Gorbachev intervened at the request of Canadian Jewish businessman Albert Reichmann, who met with him last week, according to the Union of Councils for Soviet Jews in Washington, which quoted Soviet Foreign Ministry spokesman Vitaly Churkin,
The report was independently confirmed.
Berman has been staying at the Canadian Embassy in Moscow since January, after his case was reopened following an appeals court’s dismissal of charges against him.
Soviet Jewry groups, as well as the U.S. State Department, are giving the case high priority and viewing it as an act of anti-Semitic harassment.
The National Conference on Soviet Jews has said that “the evidence seems to be fabricated against Berman.”
And a state Department source said Berman’s name had been raised with the Soviets “at the highest levels.”
B’nai Brith Canada has urged Canadian Prime Minister Brian Mulroney to press the Soviets on the Berman case when the prime minister meets with Gorbachev in London this week.
Last year, an appeals court threw out Berman’s initial conviction for killing the serviceman, a murder that took place in the Ukrainian city of Nikolayev.
PREVENTED FROM MAKING ALIYAH
Berman’s family told the Union of Councils that in all, there have been nine trials against him. which were “convened and postponed because none of the witnesses showed up,” or for lack of evidence, said Kim Lamberty, the group’s assistant director.
In August 1990, the Ukrainian procurator’s office confirmed in writing that the charges against Berman had been dropped. He then applied to immigrate to Israel, along with his family.
In December, just days before he was scheduled to make aliyah, Berman was told the case had been reopened.
His documents, which he had surrendered for an expected full visa to leave for Israel, were seized by the OVIR emigration bureau in Nikolayev, and he was not permitted to leave the country, Lamberty said.
Berman fled to Moscow and sought the help of Union of Councils’ Moscow bureau.
The bureau appealed to Western embassies in Moscow for help. Berman went on his own to the Canadian Embassy, which offered him a place to stay, said Lamberty, who was working at the Moscow bureau at the time.
Since then, he has been awaiting what had been claimed was “new evidence” for reopening the case.
Lamberty said that all along, the evidence against him has been “really sketchy. They changed the facts around the murder several times,”

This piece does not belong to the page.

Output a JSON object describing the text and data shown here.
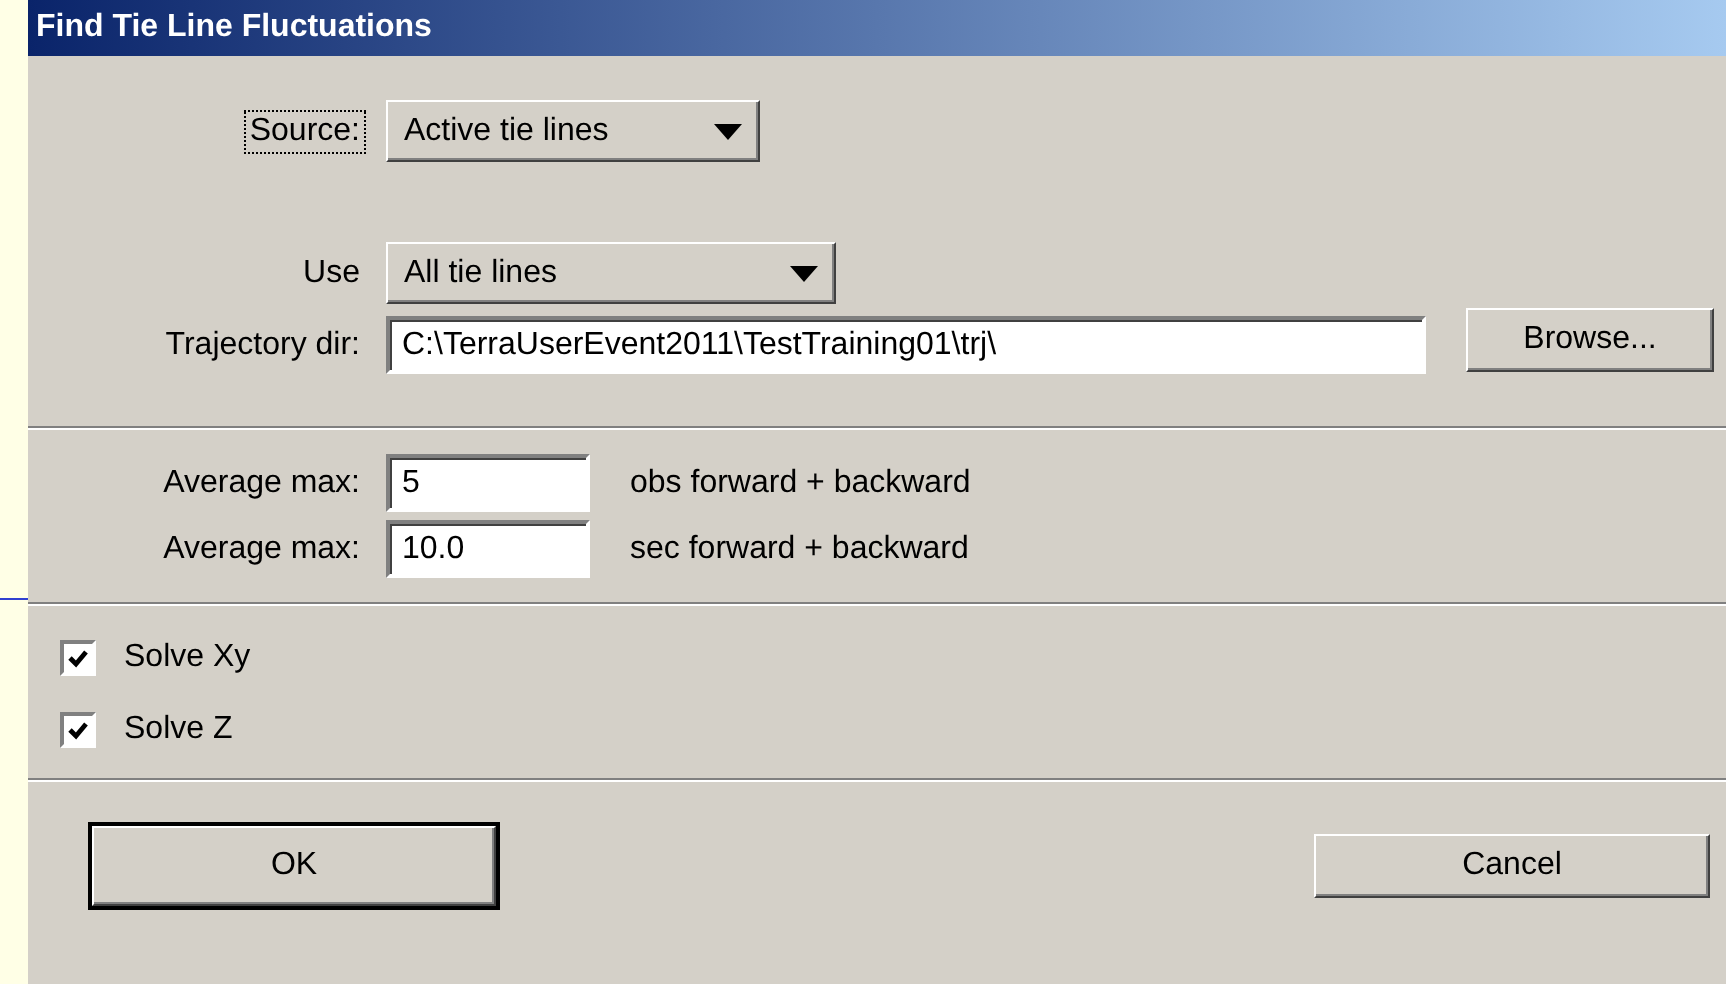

She said that Berman, a factory worker, had an alibi that placed him “at a completely different place. Then the officials said, Well, the murder actually took place a half-hour earlier.'”
Micah Naftalin, national director of the Union of Councils, who visited Berman at the Canadian Embassy, said that Berman had originally confessed to the crime, but “under drugs and beatings while he was in jail.”
Lamberty said the procurator’s office is now saying that “his alibi has disappeared, that the people who originally gave him an alibi have taken it back.”